Mi prima siempre llamaba «mami» a mi abuela. Era de forma cariñosa. A mi abuela tampoco la molestaba que se lo llamara. Quizás la llamaba así por el tiempo que había estado mi abuela María cuidándola mientras sus padres trabajaban. Mi abuela era un mujer bondadosa, todo lo poco que tenía lo ofrecía, la encantaba que mi hermana y yo nos quedásemos en verano con ella. Era feliz cuando estábamos nosotras. Hace ya 6 años que no está aquí mi abuelo Tito, eso mi abuela lo nota bastante; por eso, cuando estamos aquí, mi hermana y yo queremos verla feliz.

Cogimos las bicis, las tres eran rosas, las tres eran iguales. Salimos por la puerta del patio y nos dispusimos a recorrer las calles del barrio las tres juntas. Íbamos sin rumbo, pero juntas.

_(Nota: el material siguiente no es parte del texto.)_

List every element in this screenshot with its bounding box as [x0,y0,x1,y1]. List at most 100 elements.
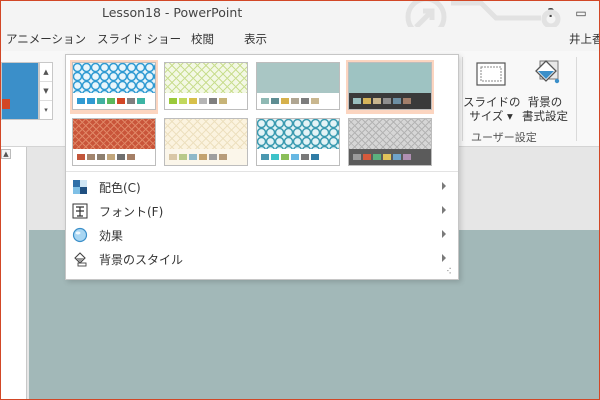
variant-color-swatches [353,98,411,105]
theme-gallery-item[interactable] [1,62,39,120]
variant-color-swatches [261,154,319,161]
color-swatch [97,98,105,104]
variant-preview [72,118,156,166]
submenu-arrow-icon [442,230,446,238]
gallery-scroll-up-button[interactable]: ▲ [40,63,52,82]
color-swatch [189,98,197,104]
variant-thumbnail[interactable] [70,60,158,114]
submenu-arrow-icon [442,254,446,262]
color-swatch [291,98,299,104]
slide-size-label-2: サイズ ▾ [469,109,513,123]
color-swatch [199,154,207,160]
color-swatch [97,154,105,160]
window-title: Lesson18 - PowerPoint [102,5,243,20]
variant-color-swatches [261,98,319,105]
color-swatch [311,154,319,160]
background-style-icon [72,251,88,267]
submenu-arrow-icon [442,206,446,214]
color-swatch [301,98,309,104]
color-swatch [209,154,217,160]
color-swatch [281,98,289,104]
color-swatch [219,154,227,160]
color-swatch [383,154,391,160]
variant-thumbnail[interactable] [70,116,158,170]
tab-slideshow[interactable]: スライド ショー [97,31,181,47]
menu-item-background-styles[interactable]: 背景のスタイル [66,247,458,271]
color-scheme-icon [72,179,88,195]
format-background-label-1: 背景の [527,95,563,109]
color-swatch [291,154,299,160]
format-background-button[interactable]: 背景の 書式設定 [519,55,571,127]
effects-icon [72,227,88,243]
variant-color-swatches [169,98,227,105]
variant-pattern [349,63,431,93]
variant-pattern [165,119,247,149]
menu-item-colors[interactable]: 配色(C) [66,175,458,199]
resize-grip-icon[interactable]: ⠪ [446,267,456,277]
color-swatch [169,98,177,104]
variant-thumbnail[interactable] [346,60,434,114]
color-swatch [179,154,187,160]
variant-preview [72,62,156,110]
color-swatch [77,154,85,160]
tab-view[interactable]: 表示 [244,31,267,47]
variant-preview [348,118,432,166]
menu-item-fonts[interactable]: フォント(F) [66,199,458,223]
variant-color-swatches [169,154,227,161]
variant-preview [256,118,340,166]
color-swatch [403,154,411,160]
variant-thumbnail[interactable] [254,116,342,170]
slide-thumbnail-pane[interactable]: ▲ [1,147,27,399]
user-account-name[interactable]: 井上香 [569,31,599,47]
color-swatch [261,98,269,104]
tab-review[interactable]: 校閲 [191,31,214,47]
variant-pattern [257,63,339,93]
color-swatch [107,98,115,104]
color-swatch [117,154,125,160]
format-background-label-2: 書式設定 [522,109,568,123]
menu-item-effects-label: 効果 [99,229,124,243]
variant-thumbnail[interactable] [346,116,434,170]
variant-preview [256,62,340,110]
color-swatch [107,154,115,160]
powerpoint-window: Lesson18 - PowerPoint ? ▭ アニメーション スライド シ… [0,0,600,400]
font-icon [72,203,88,219]
color-swatch [87,154,95,160]
color-swatch [87,98,95,104]
color-swatch [403,98,411,104]
menu-item-fonts-label: フォント(F) [99,205,164,219]
menu-separator [66,171,458,172]
color-swatch [373,98,381,104]
variant-pattern [73,119,155,149]
gallery-scroll-down-button[interactable]: ▼ [40,82,52,101]
bucket-icon [528,57,562,91]
color-swatch [169,154,177,160]
variant-thumbnail[interactable] [162,60,250,114]
slide-size-button[interactable]: スライドの サイズ ▾ [463,55,521,127]
variant-preview [348,62,432,110]
variant-pattern [165,63,247,93]
variants-dropdown: 配色(C) フォント(F) 効果 背景のスタイル ⠪ [65,54,459,280]
variant-preview [164,118,248,166]
slide-size-icon [474,57,508,91]
variant-color-swatches [77,98,145,105]
variant-thumbnail[interactable] [162,116,250,170]
customize-group-label: ユーザー設定 [471,131,537,144]
variant-pattern [349,119,431,149]
color-swatch [353,154,361,160]
color-swatch [77,98,85,104]
color-swatch [127,98,135,104]
gallery-more-button[interactable]: ▾ [40,101,52,120]
menu-item-effects[interactable]: 効果 [66,223,458,247]
color-swatch [393,98,401,104]
color-swatch [179,98,187,104]
color-swatch [393,154,401,160]
color-swatch [301,154,309,160]
color-swatch [127,154,135,160]
thumbnail-scroll-up-button[interactable]: ▲ [1,149,11,159]
variant-thumbnail[interactable] [254,60,342,114]
color-swatch [199,98,207,104]
ribbon-tabs: アニメーション スライド ショー 校閲 表示 [1,27,599,51]
variant-color-swatches [77,154,135,161]
tab-animations[interactable]: アニメーション [6,31,86,47]
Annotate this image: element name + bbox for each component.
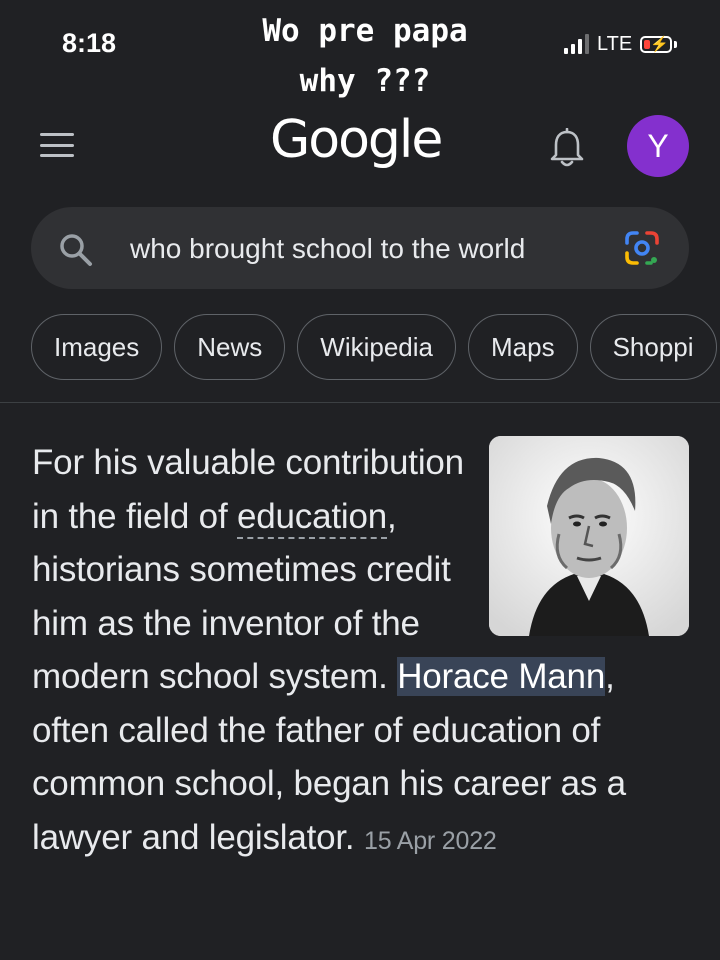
battery-icon: ⚡ <box>640 35 673 53</box>
chip-images[interactable]: Images <box>31 314 163 380</box>
overlay-caption: Wo pre papa why ??? <box>262 13 468 99</box>
portrait-illustration <box>489 436 689 636</box>
hamburger-icon[interactable] <box>40 133 74 157</box>
google-logo[interactable]: Google <box>270 110 443 170</box>
snippet-date: 15 Apr 2022 <box>363 826 497 855</box>
chip-news[interactable]: News <box>174 314 286 380</box>
search-icon <box>60 234 92 266</box>
status-indicators: LTE ⚡ <box>564 32 678 56</box>
status-time: 8:18 <box>62 28 117 58</box>
avatar[interactable]: Y <box>627 115 689 177</box>
google-lens-icon[interactable] <box>623 229 661 267</box>
chip-maps[interactable]: Maps <box>468 314 578 380</box>
search-query[interactable]: who brought school to the world <box>130 230 525 268</box>
signal-icon <box>564 34 589 54</box>
portrait-image[interactable] <box>489 436 689 636</box>
featured-snippet: For his valuable contribution in the fie… <box>32 436 689 868</box>
chip-shopping[interactable]: Shoppi <box>589 314 717 380</box>
bell-icon[interactable] <box>549 128 585 168</box>
education-link[interactable]: education <box>237 496 387 539</box>
filter-chips: Images News Wikipedia Maps Shoppi <box>31 314 717 380</box>
charging-icon: ⚡ <box>650 35 669 53</box>
divider <box>0 402 720 403</box>
chip-wikipedia[interactable]: Wikipedia <box>297 314 456 380</box>
highlighted-answer: Horace Mann <box>397 657 606 696</box>
battery-tip <box>674 40 678 48</box>
network-type: LTE <box>597 32 633 55</box>
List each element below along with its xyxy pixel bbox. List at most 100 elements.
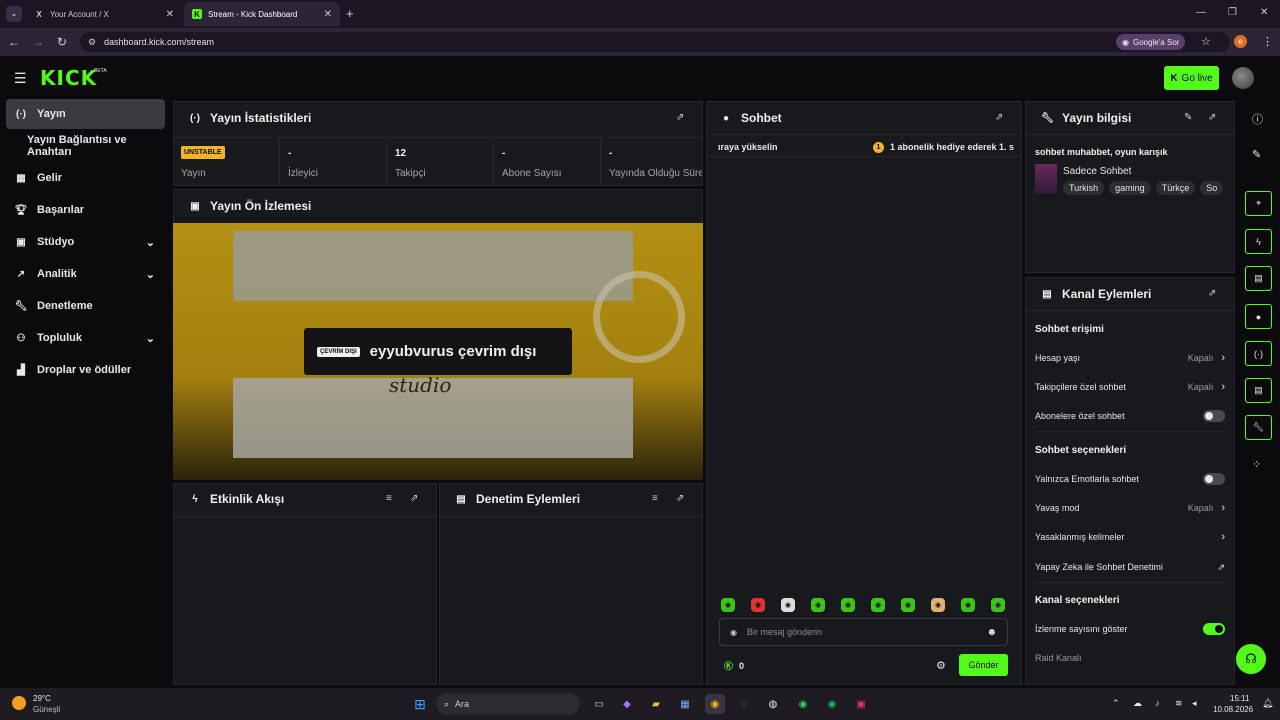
- hamburger-menu-icon[interactable]: ☰: [14, 70, 27, 87]
- emoji-icon[interactable]: ☻: [986, 627, 997, 638]
- chat-icon[interactable]: ●: [1245, 304, 1272, 329]
- reload-icon[interactable]: ↻: [54, 34, 70, 50]
- row-takipci-sohbet[interactable]: Takipçilere özel sohbet Kapalı ›: [1035, 377, 1225, 397]
- row-hesap-yasi[interactable]: Hesap yaşı Kapalı ›: [1035, 348, 1225, 368]
- settings-gear-icon[interactable]: ⚙: [936, 659, 946, 672]
- row-slow-mode[interactable]: Yavaş mod Kapalı ›: [1035, 498, 1225, 518]
- sidebar-item-topluluk[interactable]: ⚇ Topluluk ⌄: [6, 323, 165, 353]
- subscriber-chat-toggle[interactable]: [1203, 410, 1225, 422]
- beta-label: BETA: [94, 68, 107, 74]
- wifi-icon[interactable]: ≋: [1175, 698, 1183, 709]
- bookmark-star-icon[interactable]: ☆: [1201, 35, 1211, 48]
- minimize-button[interactable]: —: [1196, 7, 1206, 18]
- close-icon[interactable]: ✕: [166, 9, 174, 20]
- sidebar-item-basarilar[interactable]: 🏆︎ Başarılar: [6, 195, 165, 225]
- focus-icon[interactable]: ⌖: [1245, 191, 1272, 216]
- close-window-button[interactable]: ✕: [1260, 7, 1268, 18]
- url-field[interactable]: ⚙ dashboard.kick.com/stream: [80, 32, 1230, 52]
- sidebar-item-droplar[interactable]: ▟ Droplar ve ödüller: [6, 355, 165, 385]
- volume-icon[interactable]: ◂: [1192, 698, 1197, 709]
- chrome-icon[interactable]: ◉: [705, 694, 725, 714]
- row-banned-words[interactable]: Yasaklanmış kelimeler ›: [1035, 527, 1225, 547]
- info-icon[interactable]: ⓘ: [1252, 111, 1263, 127]
- popout-icon[interactable]: ⇗: [676, 493, 684, 504]
- stream-info-title: 🔧︎ Yayın bilgisi: [1041, 111, 1131, 125]
- emote-icon[interactable]: ◉: [781, 598, 795, 612]
- taskbar-search[interactable]: ⌕ Ara: [436, 693, 580, 715]
- whatsapp-icon[interactable]: ◉: [793, 694, 813, 714]
- row-raid-channel[interactable]: Raid Kanalı: [1035, 648, 1225, 668]
- sidebar-item-stream-key[interactable]: Yayın Bağlantısı ve Anahtarı: [20, 131, 170, 161]
- microphone-icon[interactable]: ♪: [1155, 698, 1160, 708]
- emote-icon[interactable]: ◉: [931, 598, 945, 612]
- popout-icon[interactable]: ⇗: [995, 112, 1003, 123]
- filter-icon[interactable]: ≡: [386, 493, 392, 504]
- channel-actions-icon[interactable]: ▤: [1245, 378, 1272, 403]
- notification-bell-icon[interactable]: 🔔︎: [1262, 698, 1273, 709]
- tab-x-account[interactable]: X Your Account / X ✕: [26, 2, 182, 26]
- edit-pencil-icon[interactable]: ✎: [1184, 112, 1192, 123]
- edge-icon[interactable]: ◌: [734, 694, 754, 714]
- document-icon[interactable]: ▤: [1245, 266, 1272, 291]
- chat-input[interactable]: ◉ Bir mesaj gönderin ☻: [719, 618, 1008, 646]
- forward-icon[interactable]: →: [30, 34, 46, 50]
- emote-only-toggle[interactable]: [1203, 473, 1225, 485]
- edit-pencil-icon[interactable]: ✎: [1252, 148, 1261, 161]
- site-info-icon[interactable]: ⚙: [88, 37, 96, 48]
- support-headset-button[interactable]: ☊: [1236, 644, 1266, 674]
- emote-icon[interactable]: ◉: [751, 598, 765, 612]
- row-ai-moderation[interactable]: Yapay Zeka ile Sohbet Denetimi ⇗: [1035, 557, 1225, 577]
- store-icon[interactable]: ▦: [675, 694, 695, 714]
- profile-avatar[interactable]: e: [1234, 35, 1247, 48]
- browser-menu-icon[interactable]: ⋮: [1262, 35, 1273, 48]
- user-avatar[interactable]: [1232, 67, 1254, 89]
- emote-icon[interactable]: ◉: [871, 598, 885, 612]
- copilot-icon[interactable]: ◆: [617, 694, 637, 714]
- emote-icon[interactable]: ◉: [991, 598, 1005, 612]
- windows-start-icon[interactable]: ⊞: [410, 694, 430, 714]
- sidebar-item-gelir[interactable]: ▦ Gelir: [6, 163, 165, 193]
- emote-icon[interactable]: ◉: [901, 598, 915, 612]
- new-tab-button[interactable]: +: [346, 6, 354, 21]
- weather-temp[interactable]: 29°C: [33, 694, 51, 703]
- popout-icon[interactable]: ⇗: [1208, 112, 1216, 123]
- lightning-icon[interactable]: ϟ: [1245, 229, 1272, 254]
- popout-icon[interactable]: ⇗: [1208, 288, 1216, 299]
- tray-chevron-up-icon[interactable]: ⌃: [1112, 698, 1120, 709]
- sidebar-item-yayin[interactable]: (·) Yayın: [6, 99, 165, 129]
- send-button[interactable]: Gönder: [959, 654, 1008, 676]
- maximize-button[interactable]: ❐: [1228, 7, 1237, 18]
- analytics-icon: ↗: [16, 268, 26, 280]
- popout-icon[interactable]: ⇗: [676, 112, 684, 123]
- tab-search-icon[interactable]: ⌄: [6, 6, 22, 22]
- spotify-icon[interactable]: ◉: [822, 694, 842, 714]
- emote-icon[interactable]: ◉: [811, 598, 825, 612]
- task-view-icon[interactable]: ▭: [589, 694, 609, 714]
- file-explorer-icon[interactable]: ▰: [646, 694, 666, 714]
- wrench-icon[interactable]: 🔧︎: [1245, 415, 1272, 440]
- tab-kick-dashboard[interactable]: K Stream - Kick Dashboard ✕: [184, 2, 340, 26]
- show-viewcount-toggle[interactable]: [1203, 623, 1225, 635]
- widgets-icon[interactable]: ⁘: [1252, 458, 1261, 471]
- close-icon[interactable]: ✕: [324, 9, 332, 20]
- onedrive-icon[interactable]: ☁: [1133, 698, 1142, 709]
- google-sor-button[interactable]: ◉ Google'a Sor: [1116, 34, 1186, 50]
- popout-icon[interactable]: ⇗: [410, 493, 418, 504]
- sidebar-item-studyo[interactable]: ▣ Stüdyo ⌄: [6, 227, 165, 257]
- filter-icon[interactable]: ≡: [652, 493, 658, 504]
- app-icon[interactable]: ◍: [763, 694, 783, 714]
- clock-time[interactable]: 15:11: [1230, 694, 1249, 703]
- go-live-button[interactable]: K Go live: [1164, 66, 1219, 90]
- kick-logo[interactable]: KICK: [40, 66, 97, 90]
- row-emote-only: Yalnızca Emotlarla sohbet: [1035, 469, 1225, 489]
- sidebar-item-denetleme[interactable]: 🔧︎ Denetleme: [6, 291, 165, 321]
- instagram-icon[interactable]: ▣: [851, 694, 871, 714]
- back-icon[interactable]: ←: [6, 34, 22, 50]
- sidebar-item-analitik[interactable]: ↗ Analitik ⌄: [6, 259, 165, 289]
- emote-icon[interactable]: ◉: [841, 598, 855, 612]
- emote-icon[interactable]: ◉: [721, 598, 735, 612]
- studio-script: studio: [389, 373, 452, 397]
- emote-icon[interactable]: ◉: [961, 598, 975, 612]
- broadcast-icon[interactable]: (·): [1245, 341, 1272, 366]
- channel-points[interactable]: Ⓚ 0: [724, 659, 744, 672]
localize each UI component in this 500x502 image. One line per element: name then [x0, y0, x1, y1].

-Venga, Sonia. Tú delante. -dije a mi prima.

Sonia puso el pie derecho sobre el pedal, apretó y empezó a pedalear. Mi hermana y yo fuimos tras ella. La calle donde vivía mi abuela, la calle Santa Engracia, era la más ancha del barrio, así que, cabíamos las tres en línea. Pocos coches había circulando por el barrio. La gente de allí nos conocían. Era como un pequeño pueblo.

Llegamos al final de la calle, giramos a la izquierda. Pasamos por el pequeño parque del barrio, me gustaba mirar las paredes del parque porque estaban pintadas con dibujos de Mafalda, Mortadelo y Filemón… aquellos dibujos lo pintaron los niños del colegio Santa María, seguimos adelante y llegamos al polideportivo. Siempre estaba abierto y a todas horas, era un polideportivo abierto, al aire libre; eso no lo había en la ciudad, eran cerrados (interiores) y no podías usar las instalaciones, en cambio en el polideportivo del barrio Santa María, sí. Dábamos vueltas con las bicis por allí, pasamos las pistas de fútbol, de baloncesto, la pista de fútbol de tierra… me sentía libre.

Fuimos por la otra puerta de salida del polideportivo y decidimos seguir por el barrio. Pasamos el bar, por la plaza (una pequeña y acogedora plaza), por la iglesia y por la tienda.

Llegamos a casa de mi abuela. Allí nos estaban esperando mis tías y mi abuela para comer. Esas deliciosas patatas fritas y filetes de lomo empanados eran deliciosos.

-Bueno niñas, esta tarde vienen vuestros padres y ya os vais. Os voy a echar de menos. -dijo mi abuela.

-No me quiero ir. -dijo Laura.

-Yo tampoco, abuela -protesté.

-Si fuese por mí, sabéis que os podríais quedar más, pero ya va a empezar otra vez el colegio. -respondió mi abuela.

Después de comer vinieron nuestros padres. Estuvimos jugando en la calle con mi prima. Jugamos al castro, a la comba, al fútbol… aprovechamos de la libertad de no estar en la ciudad. Aquello ya terminaba, pero, al menos, vendríamos los fines de semana y volveríamos a tener el barrio Santa María.